LAS scholars receive four of five fellowships awarded to U. of I
April 1, 2006

Five faculty members from the University of Illinois at Urbana-Champaign-four of them from the College of Liberal Arts and Sciences-have been awarded prestigious Guggenheim Fellowships for 2006.

This is the sixth time in 40 years that the U. of I. has won five Guggenheims in one year. Only New York University, with seven recipients, topped the U. of I. in the number of honorees from one campus in 2006. The University of Michigan also had five recipients.

The winners of this year's Guggenheims include the following four LAS scholars:

Brigit Pegeen Kelly, professor of English. Kelly is working on a book of poetry.

Harriet Murav, professor of comparative and world literature and the head of Slavic Languages and Literatures.
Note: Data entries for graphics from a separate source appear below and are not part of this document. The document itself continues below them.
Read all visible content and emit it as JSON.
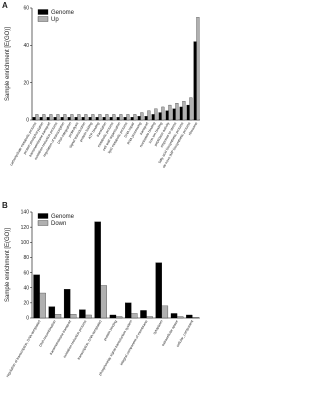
{
  "chart_data": [
    {
      "type": "bar",
      "panel": "A",
      "ylabel": "Sample enrichment [E(GO)]",
      "categories": [
        "carbohydrate metabolic process",
        "protein phosphorylation",
        "transmembrane transport",
        "oxidation-reduction process",
        "regulation of transcription",
        "DNA integration",
        "proteolysis",
        "signal transduction",
        "protein folding",
        "ATP binding",
        "translation",
        "metabolic process",
        "cell wall organization",
        "lipid metabolic process",
        "DNA repair",
        "RNA processing",
        "transport",
        "nucleotide binding",
        "iron ion binding",
        "peptidase activity",
        "response to stress",
        "fatty acid biosynthetic process",
        "de novo IMP biosynthetic process",
        "ribosome"
      ],
      "series": [
        {
          "name": "Genome",
          "color": "#000000",
          "values": [
            1.5,
            1.5,
            1.5,
            1.5,
            1.5,
            1.5,
            1.5,
            1.5,
            1.5,
            1.5,
            1.5,
            1.5,
            1.5,
            1.5,
            1.5,
            2,
            2,
            3,
            4,
            5,
            6,
            7,
            8,
            42
          ]
        },
        {
          "name": "Up",
          "color": "#b0b0b0",
          "values": [
            3,
            3,
            3,
            3,
            3,
            3,
            3,
            3,
            3,
            3,
            3,
            3,
            3,
            3,
            3,
            4,
            5,
            6,
            7,
            8,
            9,
            10,
            12,
            55
          ]
        }
      ],
      "ylim": [
        0,
        60
      ],
      "yticks": [
        0,
        20,
        40,
        60
      ],
      "legend": "upper-left"
    },
    {
      "type": "bar",
      "panel": "B",
      "ylabel": "Sample enrichment [E(GO)]",
      "categories": [
        "regulation of transcription, DNA-templated",
        "DNA recombination",
        "transmembrane transport",
        "oxidation-reduction process",
        "transcription, DNA-templated",
        "protein binding",
        "phosphorelay signal transduction system",
        "integral component of membrane",
        "cytoplasm",
        "extracellular space",
        "cellular_component"
      ],
      "series": [
        {
          "name": "Genome",
          "color": "#000000",
          "values": [
            57,
            15,
            38,
            11,
            127,
            4,
            20,
            10,
            73,
            6,
            4
          ]
        },
        {
          "name": "Down",
          "color": "#b0b0b0",
          "values": [
            33,
            5,
            5,
            4,
            43,
            2,
            6,
            2,
            16,
            2,
            1
          ]
        }
      ],
      "ylim": [
        0,
        140
      ],
      "yticks": [
        0,
        20,
        40,
        60,
        80,
        100,
        120,
        140
      ],
      "legend": "upper-left"
    }
  ]
}
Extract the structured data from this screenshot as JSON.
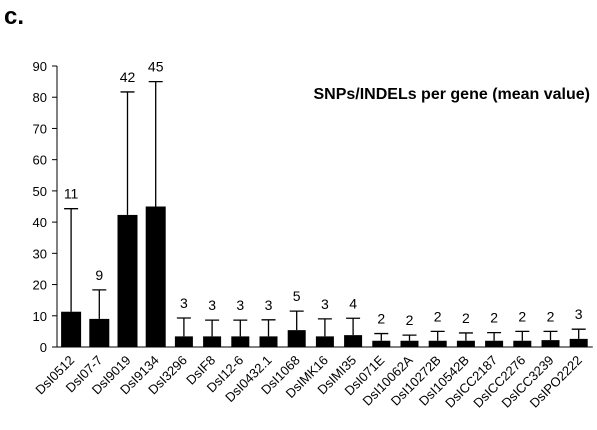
{
  "chart_data": {
    "type": "bar",
    "panel_label": "c.",
    "title": "SNPs/INDELs per gene (mean value)",
    "categories": [
      "DsI0512",
      "DsI07-7",
      "DsI9019",
      "DsI9134",
      "DsI3296",
      "DsIF8",
      "DsI12-6",
      "DsI0432.1",
      "DsI1068",
      "DsIMK16",
      "DsIMI35",
      "DsI071E",
      "DsI10062A",
      "DsI10272B",
      "DsI10542B",
      "DsICC2187",
      "DsICC2276",
      "DsICC3239",
      "DsIPO2222"
    ],
    "values": [
      11.3,
      9,
      42.3,
      45,
      3.4,
      3.4,
      3.4,
      3.4,
      5.4,
      3.4,
      3.8,
      2,
      2,
      2,
      2,
      2,
      2,
      2.2,
      2.6
    ],
    "value_labels": [
      "11",
      "9",
      "42",
      "45",
      "3",
      "3",
      "3",
      "3",
      "5",
      "3",
      "4",
      "2",
      "2",
      "2",
      "2",
      "2",
      "2",
      "2",
      "3"
    ],
    "errors": [
      33,
      9.3,
      39.4,
      40,
      5.9,
      5.2,
      5.2,
      5.3,
      6.1,
      5.6,
      5.4,
      2.3,
      1.8,
      3,
      2.5,
      2.6,
      3,
      2.8,
      3.1
    ],
    "color": "#000000",
    "ylim": [
      0,
      90
    ],
    "yticks": [
      0,
      10,
      20,
      30,
      40,
      50,
      60,
      70,
      80,
      90
    ]
  }
}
Murav will be working on the story of Russian-Jewish and Soviet-Yiddish literature in the Twentieth Century, which "remains largely untold." As she puts it, "An entire literature remains unknown to the English-speaking reader."

Diane Koenker, professor of history. Koenker will explore how choices of leisure travel in the Soviet Union reinforced social distinctions. She will begin with the Stalin period and continue to the eras of Khrushchev and Brezhnev.
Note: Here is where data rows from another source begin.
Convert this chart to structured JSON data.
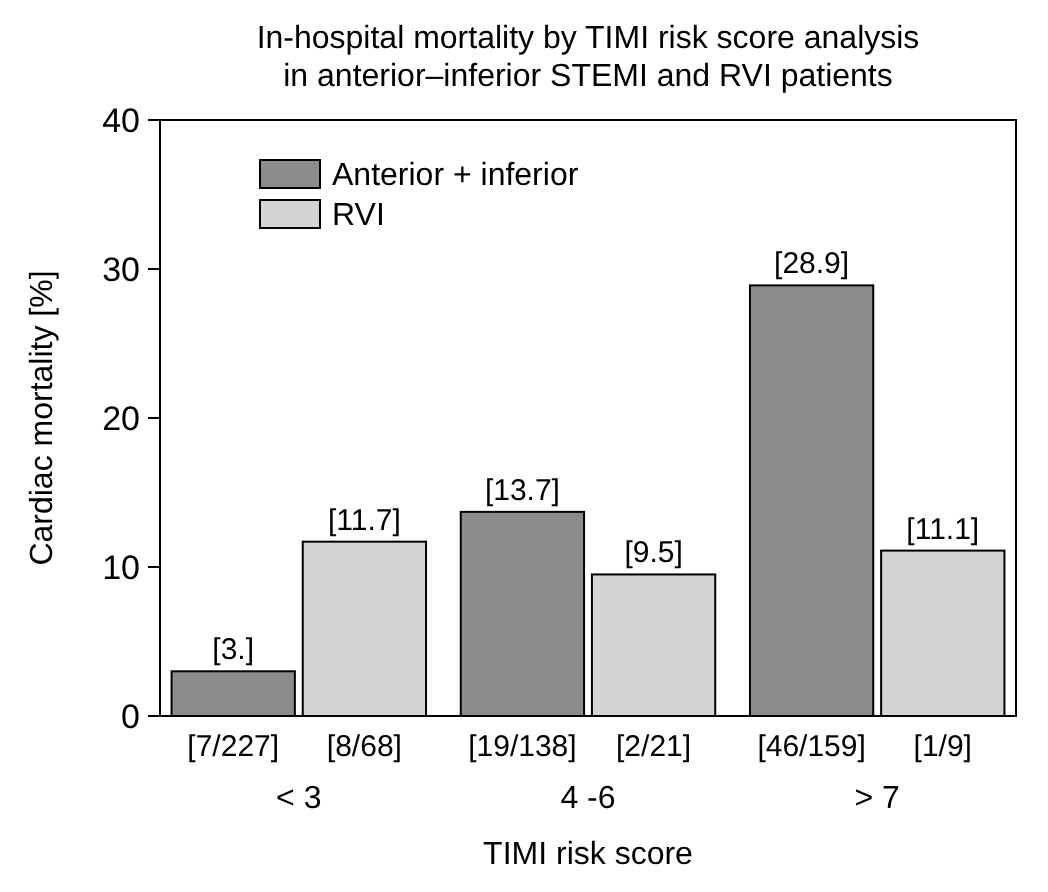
{
  "chart_data": {
    "type": "bar",
    "title": "In-hospital mortality by TIMI risk score analysis\nin anterior–inferior STEMI and RVI patients",
    "xlabel": "TIMI risk score",
    "ylabel": "Cardiac mortality [%]",
    "categories": [
      "< 3",
      "4 -6",
      "> 7"
    ],
    "series": [
      {
        "name": "Anterior + inferior",
        "color": "#8c8c8c",
        "values": [
          3,
          13.7,
          28.9
        ],
        "value_labels": [
          "[3.]",
          "[13.7]",
          "[28.9]"
        ]
      },
      {
        "name": "RVI",
        "color": "#d3d3d3",
        "values": [
          11.7,
          9.5,
          11.1
        ],
        "value_labels": [
          "[11.7]",
          "[9.5]",
          "[11.1]"
        ]
      }
    ],
    "annotations": [
      "[7/227]",
      "[8/68]",
      "[19/138]",
      "[2/21]",
      "[46/159]",
      "[1/9]"
    ],
    "ylim": [
      0,
      40
    ],
    "yticks": [
      0,
      10,
      20,
      30,
      40
    ],
    "grid": false,
    "legend": "top left"
  }
}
Robert Yelle, professor in the Department of Religion. Yelle will scrutinize the secularization of modern society, examining it through the history of language and linguistics.

The fifth U. of I. winner was Schuyler S. Korban, professor of molecular genetics and biotechnology in the College of Agricultural, Consumer and Environmental Sciences. Korban will expand his current work on plant-based vaccines-"essentially using plants as production and delivery vehicles for vaccines."

Guggenheim Fellowships are appointed "on the basis of distinguished achievement in the past and exceptional promise for future accomplishments," announced the John Simon Guggenheim Memorial Foundation. A total of 187 artists, scholars, and scientists received fellowships, selected from nearly 3,000 applicants for awards totaling $7.5 million.

"On behalf of the institution, I am enormously pleased at this recognition and proud of these scholars," said Richard Herman, chancellor of the U. of I. Urbana campus. "For many years now, the awarding of a Guggenheim has been one of the true marks of excellence-a sign of a distinguished career and a promise of much more to come."